Allan has been in LXRPs’ Southern Program Alliance – which is delivering the projects – since it was established in late 2017. More than 500 team members with the southern program have participated in some form of cultural activity – from attending awareness training and NAIDOC Week activities to smoking ceremonies and tours of traditional lands.


“We have been able to incorporate cultural values and principles on a major project and bring them to life on a larger scale,” he says.


At Carrum, one of the key southern program sites, LXRP was enthusiastic about using a diamond pattern and a representation of the eagle ‘Bunjuil’ on an urban marker next to Karrum Karrum Bridge. The diamond pattern identifies the Boonwurrung/Bunurong people while Bunjil represents spiritual creator of Port Phillip Bay. Additionally, a yarning circle – an amphitheatre where the community can sit and talk – has been designed and built, leaving a legacy for locals and visitors.

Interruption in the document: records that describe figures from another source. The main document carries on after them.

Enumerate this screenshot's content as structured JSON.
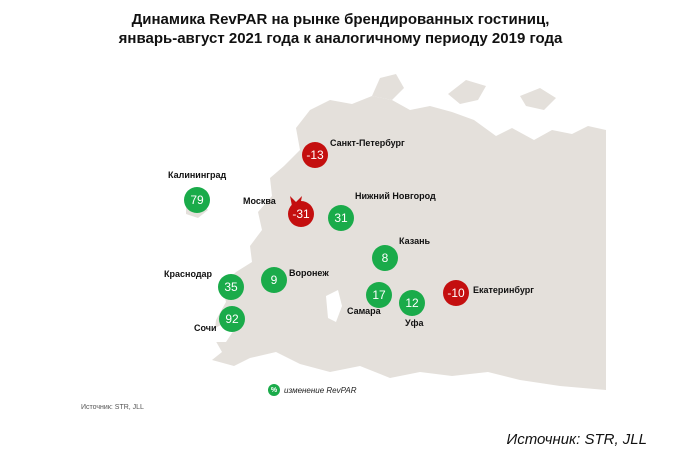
{
  "title": {
    "line1": "Динамика RevPAR на рынке брендированных гостиниц,",
    "line2": "январь-август 2021 года к аналогичному периоду 2019 года"
  },
  "colors": {
    "positive": "#1aab4a",
    "negative": "#c40f0f",
    "land": "#e4e0db"
  },
  "cities": [
    {
      "id": "saint-petersburg",
      "name": "Санкт-Петербург",
      "value": "-13",
      "sign": "negative"
    },
    {
      "id": "kaliningrad",
      "name": "Калининград",
      "value": "79",
      "sign": "positive"
    },
    {
      "id": "moscow",
      "name": "Москва",
      "value": "-31",
      "sign": "negative"
    },
    {
      "id": "nizhny-novgorod",
      "name": "Нижний Новгород",
      "value": "31",
      "sign": "positive"
    },
    {
      "id": "kazan",
      "name": "Казань",
      "value": "8",
      "sign": "positive"
    },
    {
      "id": "voronezh",
      "name": "Воронеж",
      "value": "9",
      "sign": "positive"
    },
    {
      "id": "krasnodar",
      "name": "Краснодар",
      "value": "35",
      "sign": "positive"
    },
    {
      "id": "sochi",
      "name": "Сочи",
      "value": "92",
      "sign": "positive"
    },
    {
      "id": "samara",
      "name": "Самара",
      "value": "17",
      "sign": "positive"
    },
    {
      "id": "ufa",
      "name": "Уфа",
      "value": "12",
      "sign": "positive"
    },
    {
      "id": "yekaterinburg",
      "name": "Екатеринбург",
      "value": "-10",
      "sign": "negative"
    }
  ],
  "legend": {
    "symbol": "%",
    "text": "изменение RevPAR"
  },
  "source_small": "Источник: STR, JLL",
  "source_large": "Источник: STR, JLL"
}
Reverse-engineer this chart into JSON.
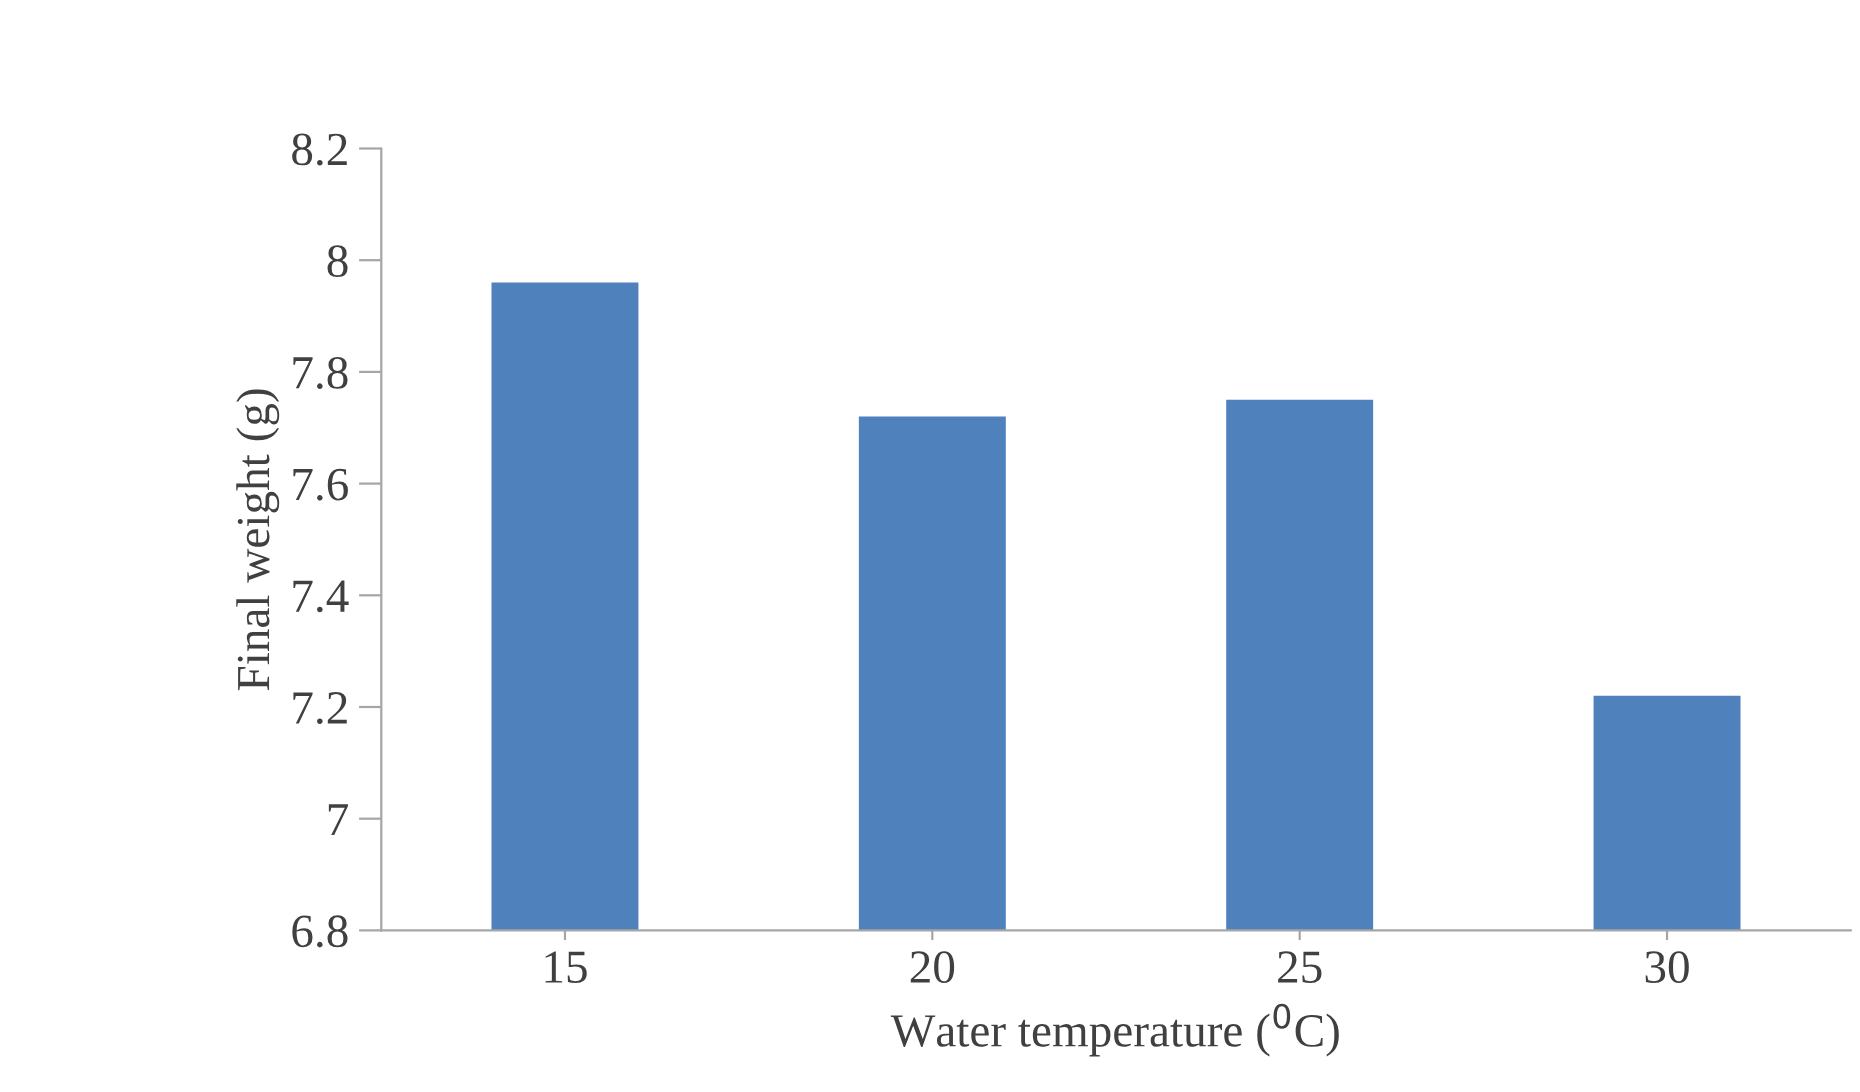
{
  "chart_data": {
    "type": "bar",
    "xlabel": "Water temperature ($^{0}$C)",
    "ylabel": "Final weight (g)",
    "categories": [
      "15",
      "20",
      "25",
      "30"
    ],
    "values": [
      7.96,
      7.72,
      7.75,
      7.22
    ],
    "color": "#4f81bd",
    "ylim": [
      6.8,
      8.2
    ],
    "yticks": [
      6.8,
      {
        "value": 7,
        "label": "7"
      },
      7.2,
      7.4,
      7.6,
      7.8,
      {
        "value": 8,
        "label": "8"
      },
      8.2
    ],
    "grid": false,
    "legend": false
  }
}
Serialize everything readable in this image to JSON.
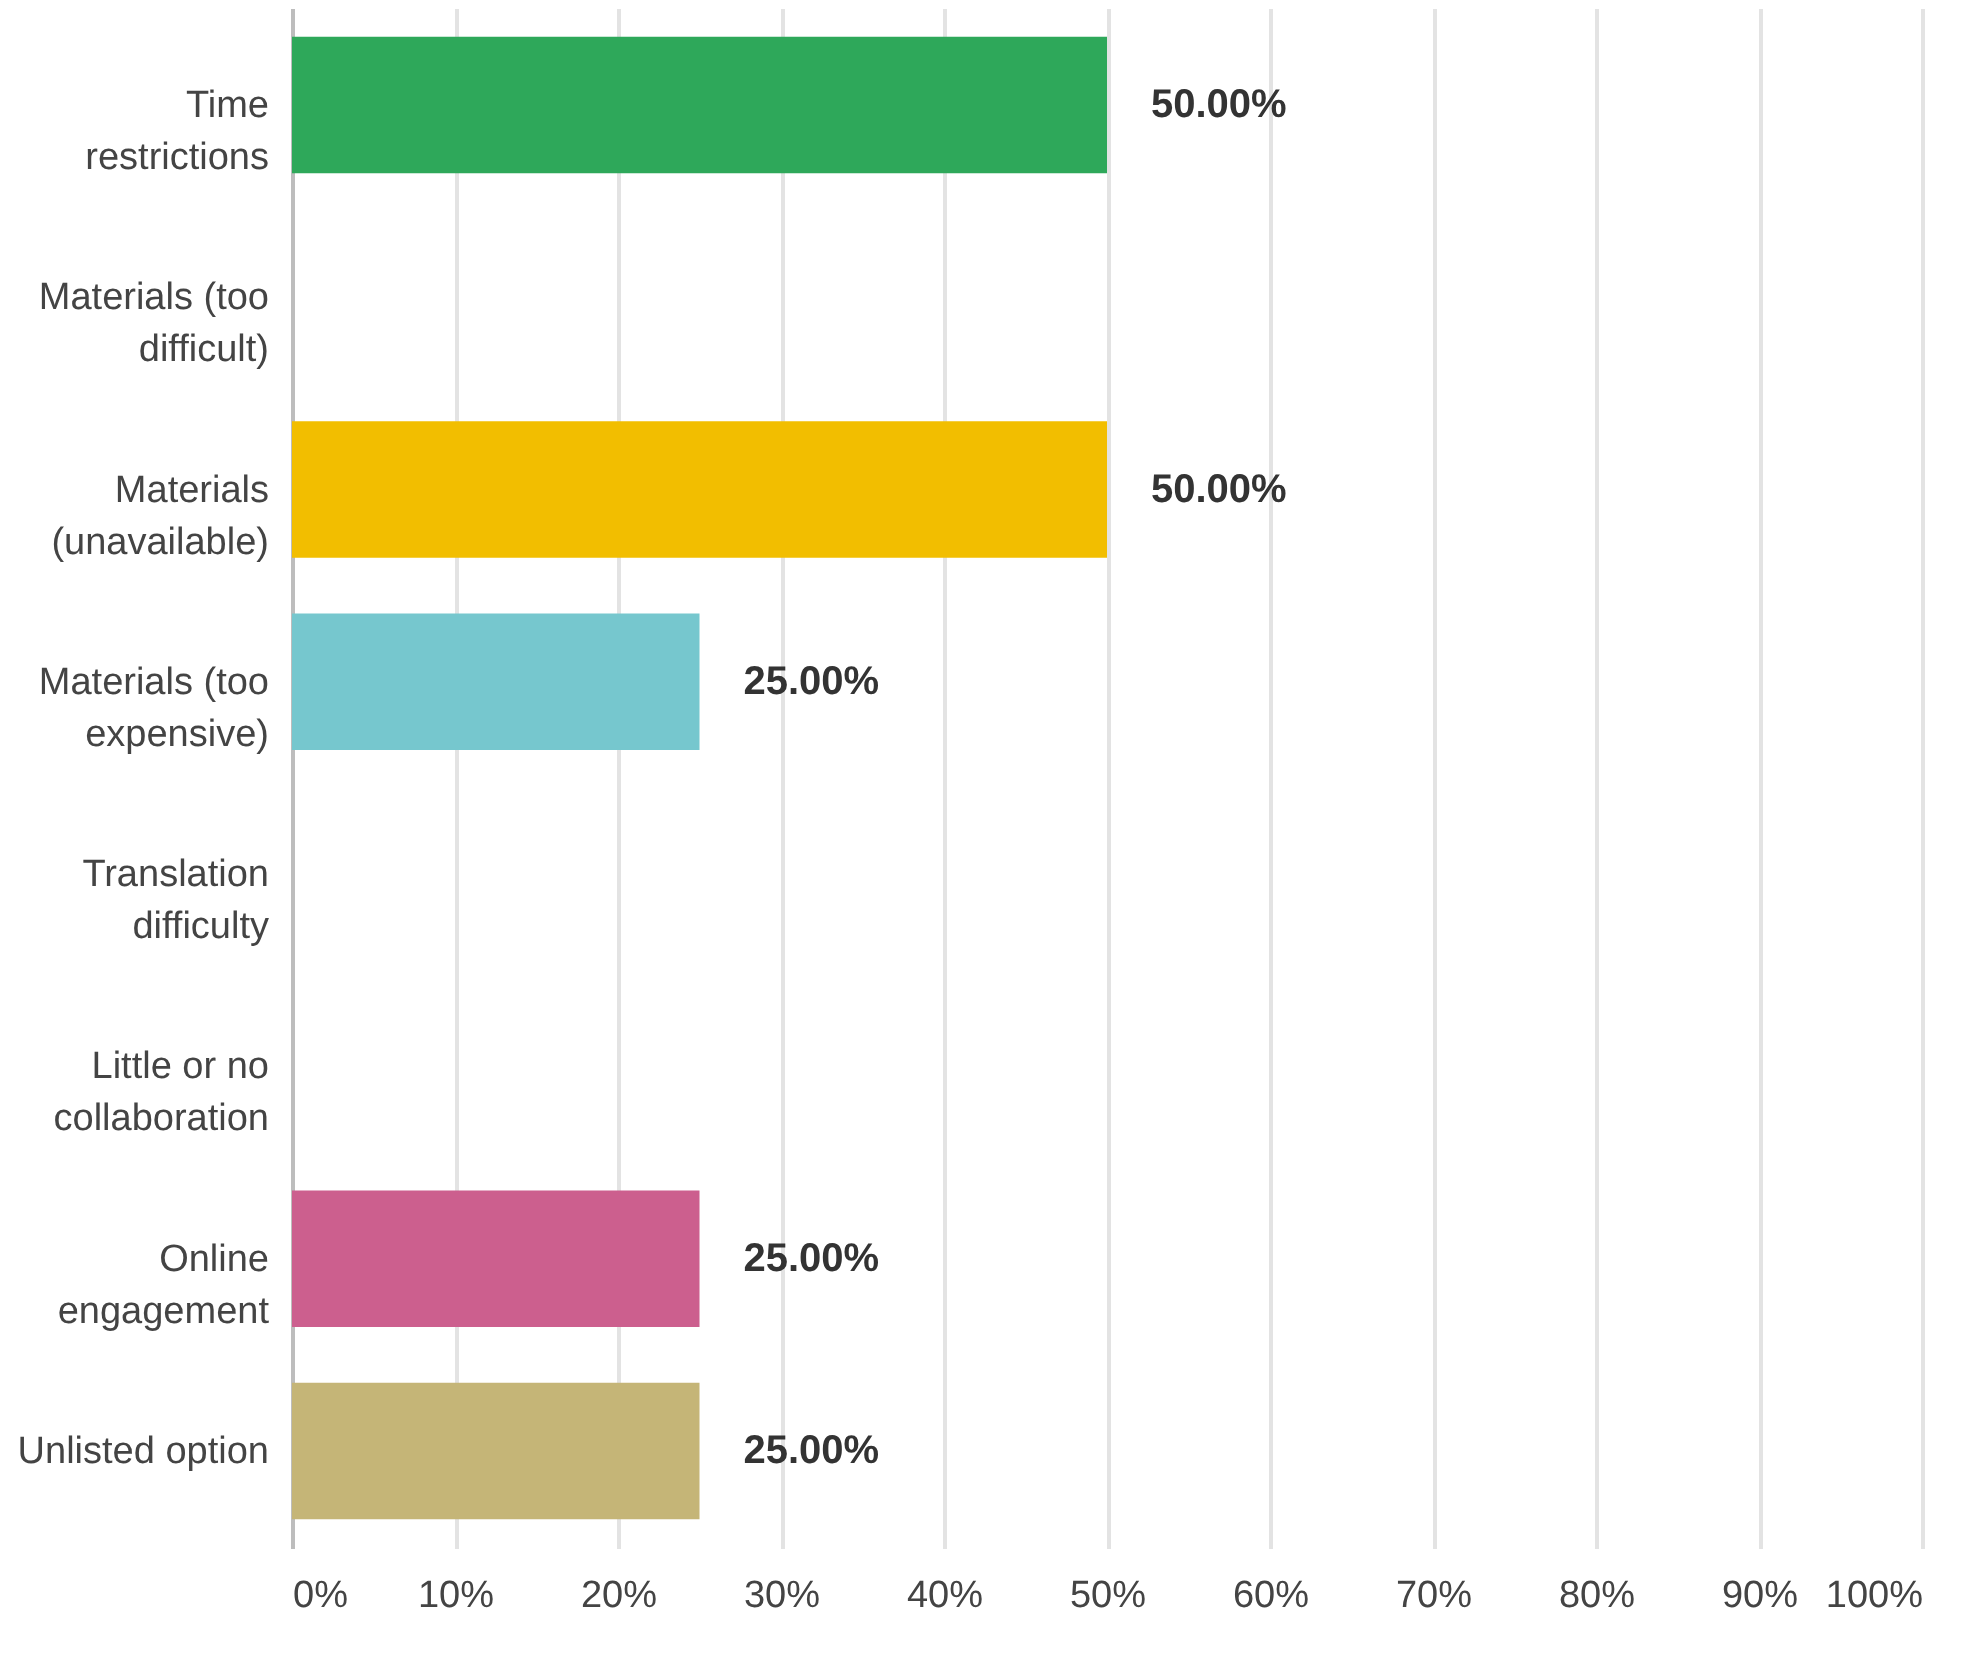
{
  "chart_data": {
    "type": "bar",
    "orientation": "horizontal",
    "categories": [
      "Time restrictions",
      "Materials (too difficult)",
      "Materials (unavailable)",
      "Materials (too expensive)",
      "Translation difficulty",
      "Little or no collaboration",
      "Online engagement",
      "Unlisted option"
    ],
    "values": [
      50,
      0,
      50,
      25,
      0,
      0,
      25,
      25
    ],
    "colors": [
      "#2ea85a",
      "#f07c2a",
      "#f2be00",
      "#76c7ce",
      "#507cb6",
      "#7d5ba6",
      "#cc5f8e",
      "#c5b577"
    ],
    "value_labels": [
      "50.00%",
      null,
      "50.00%",
      "25.00%",
      null,
      null,
      "25.00%",
      "25.00%"
    ],
    "xlim": [
      0,
      100
    ],
    "xticks": [
      {
        "value": 0,
        "label": "0%"
      },
      {
        "value": 10,
        "label": "10%"
      },
      {
        "value": 20,
        "label": "20%"
      },
      {
        "value": 30,
        "label": "30%"
      },
      {
        "value": 40,
        "label": "40%"
      },
      {
        "value": 50,
        "label": "50%"
      },
      {
        "value": 60,
        "label": "60%"
      },
      {
        "value": 70,
        "label": "70%"
      },
      {
        "value": 80,
        "label": "80%"
      },
      {
        "value": 90,
        "label": "90%"
      },
      {
        "value": 100,
        "label": "100%"
      }
    ],
    "grid": "x",
    "legend": false
  }
}
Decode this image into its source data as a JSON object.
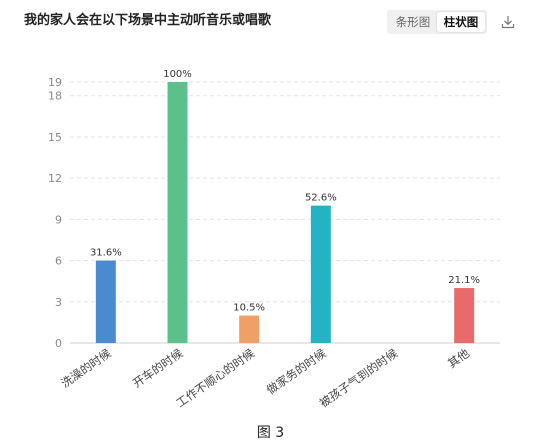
{
  "title": "我的家人会在以下场景中主动听音乐或唱歌",
  "toggle": {
    "options": [
      "条形图",
      "柱状图"
    ],
    "active": "柱状图"
  },
  "download_icon": "download-icon",
  "caption": "图 3",
  "chart_data": {
    "type": "bar",
    "categories": [
      "洗澡的时候",
      "开车的时候",
      "工作不顺心的时候",
      "做家务的时候",
      "被孩子气到的时候",
      "其他"
    ],
    "values": [
      6,
      19,
      2,
      10,
      0,
      4
    ],
    "labels": [
      "31.6%",
      "100%",
      "10.5%",
      "52.6%",
      "",
      "21.1%"
    ],
    "colors": [
      "#4a8bd0",
      "#5cc08c",
      "#f0a066",
      "#24b3c2",
      "#8e7cc3",
      "#e86a6a"
    ],
    "y_ticks": [
      0,
      3,
      6,
      9,
      12,
      15,
      18,
      19
    ],
    "ylim": [
      0,
      19
    ],
    "grid": true,
    "grid_style": "dashed",
    "xlabel": "",
    "ylabel": ""
  }
}
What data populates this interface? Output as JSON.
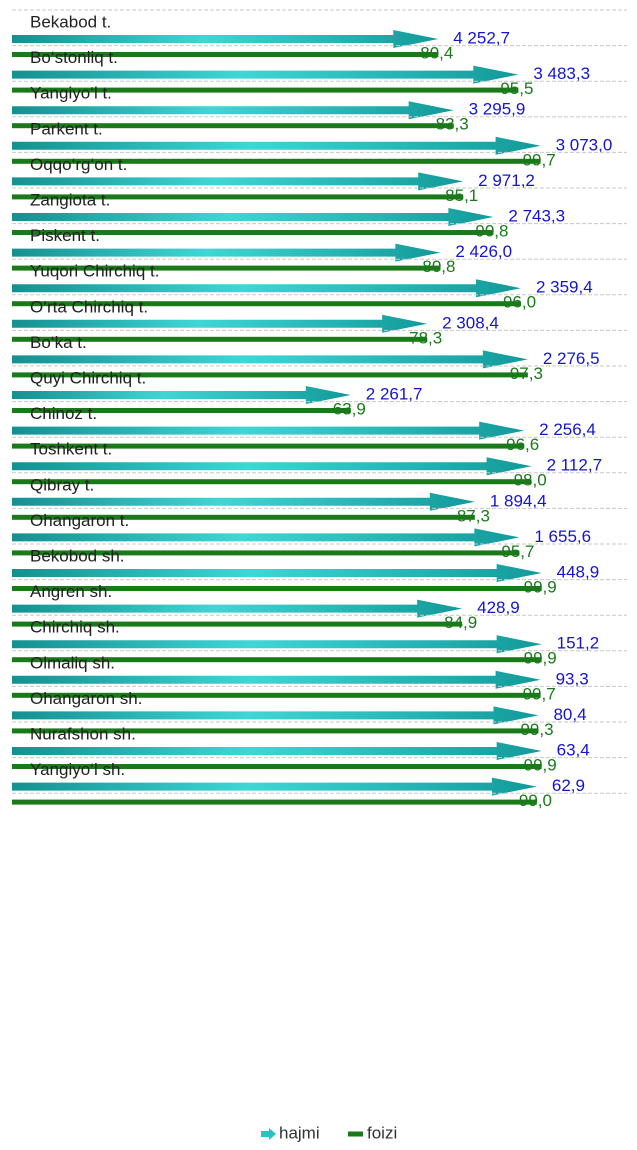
{
  "chart_data": {
    "type": "arrow-bar",
    "categories": [
      "Bekabod t.",
      "Bo‘stonliq t.",
      "Yangiyo‘l t.",
      "Parkent t.",
      "Oqqo‘rg‘on t.",
      "Zangiota t.",
      "Piskent t.",
      "Yuqori Chirchiq t.",
      "O‘rta Chirchiq t.",
      "Bo‘ka t.",
      "Quyi Chirchiq t.",
      "Chinoz t.",
      "Toshkent t.",
      "Qibray t.",
      "Ohangaron t.",
      "Bekobod sh.",
      "Angren sh.",
      "Chirchiq sh.",
      "Olmaliq sh.",
      "Ohangaron sh.",
      "Nurafshon sh.",
      "Yangiyo‘l sh."
    ],
    "series": [
      {
        "name": "hajmi",
        "color": "#22c4c4",
        "values": [
          4252.7,
          3483.3,
          3295.9,
          3073.0,
          2971.2,
          2743.3,
          2426.0,
          2359.4,
          2308.4,
          2276.5,
          2261.7,
          2256.4,
          2112.7,
          1894.4,
          1655.6,
          448.9,
          428.9,
          151.2,
          93.3,
          80.4,
          63.4,
          62.9
        ],
        "value_labels": [
          "4 252,7",
          "3 483,3",
          "3 295,9",
          "3 073,0",
          "2 971,2",
          "2 743,3",
          "2 426,0",
          "2 359,4",
          "2 308,4",
          "2 276,5",
          "2 261,7",
          "2 256,4",
          "2 112,7",
          "1 894,4",
          "1 655,6",
          "448,9",
          "428,9",
          "151,2",
          "93,3",
          "80,4",
          "63,4",
          "62,9"
        ]
      },
      {
        "name": "foizi",
        "color": "#1a7a1a",
        "values": [
          80.4,
          95.5,
          83.3,
          99.7,
          85.1,
          90.8,
          80.8,
          96.0,
          78.3,
          97.3,
          63.9,
          96.6,
          98.0,
          87.3,
          95.7,
          99.9,
          84.9,
          99.9,
          99.7,
          99.3,
          99.9,
          99.0
        ],
        "value_labels": [
          "80,4",
          "95,5",
          "83,3",
          "99,7",
          "85,1",
          "90,8",
          "80,8",
          "96,0",
          "78,3",
          "97,3",
          "63,9",
          "96,6",
          "98,0",
          "87,3",
          "95,7",
          "99,9",
          "84,9",
          "99,9",
          "99,7",
          "99,3",
          "99,9",
          "99,0"
        ]
      }
    ],
    "xlim": [
      0,
      116
    ]
  }
}
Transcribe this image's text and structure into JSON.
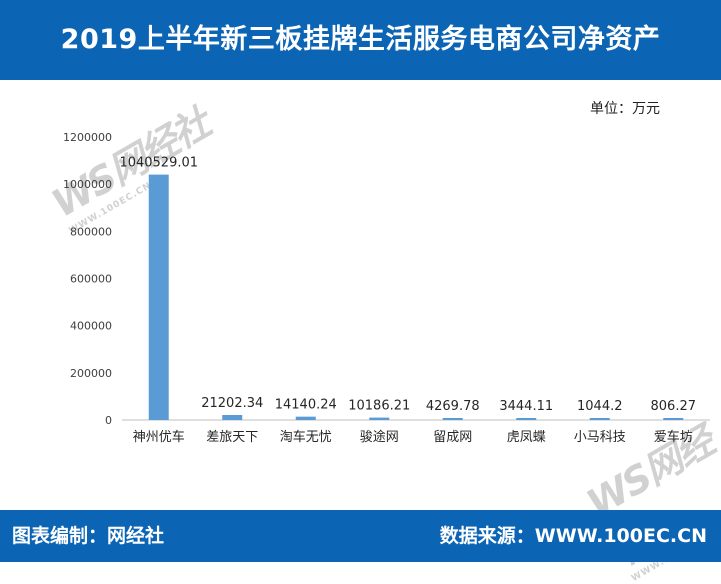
{
  "header": {
    "title": "2019上半年新三板挂牌生活服务电商公司净资产"
  },
  "unit": "单位：万元",
  "watermark": {
    "logo_text": "WS网经社",
    "url_text": "WWW.100EC.CN"
  },
  "footer": {
    "left": "图表编制：网经社",
    "right": "数据来源：WWW.100EC.CN"
  },
  "colors": {
    "bar": "#5b9bd5",
    "header_bg": "#0c64b4"
  },
  "chart_data": {
    "type": "bar",
    "title": "",
    "xlabel": "",
    "ylabel": "",
    "ylim": [
      0,
      1200000
    ],
    "yticks": [
      "0",
      "200000",
      "400000",
      "600000",
      "800000",
      "1000000",
      "1200000"
    ],
    "categories": [
      "神州优车",
      "差旅天下",
      "淘车无忧",
      "骏途网",
      "留成网",
      "虎凤蝶",
      "小马科技",
      "爱车坊"
    ],
    "values": [
      1040529.01,
      21202.34,
      14140.24,
      10186.21,
      4269.78,
      3444.11,
      1044.2,
      806.27
    ],
    "value_labels": [
      "1040529.01",
      "21202.34",
      "14140.24",
      "10186.21",
      "4269.78",
      "3444.11",
      "1044.2",
      "806.27"
    ],
    "grid": false,
    "legend": "none"
  }
}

The yarning circle was officially opened during NAIDOC Week on 9 July, when LXRP team members and the local community joined Uncle Shane from the Bunurong Land Council, the Minister for Aboriginal Affairs Gavin Jennins and local MP Sonya Kilkenny, at a smoking ceremony and Welcome to Country.


Allan Murray says that opportunities emerge through greater understanding of country.


“Relationships can be drawn on for input in other applications, such as Aboriginal participation plans, cultural competency and cultural awareness training and having a project Reconciliation Action Plan (RAP),” he says.


“At the Southern Program Alliance, we exceeded all Aboriginal participation targets because we managed expectations on both sides.”


Together with our Southern Program Alliance (SPA) partners, Lendlease and Acciona Coleman Rail, Metro Trains Melbourne and Level Crossing Removal Authority (LXRA), we are delivering the $588 million Initial Works Package, removing four level crossings on the Frankston Line.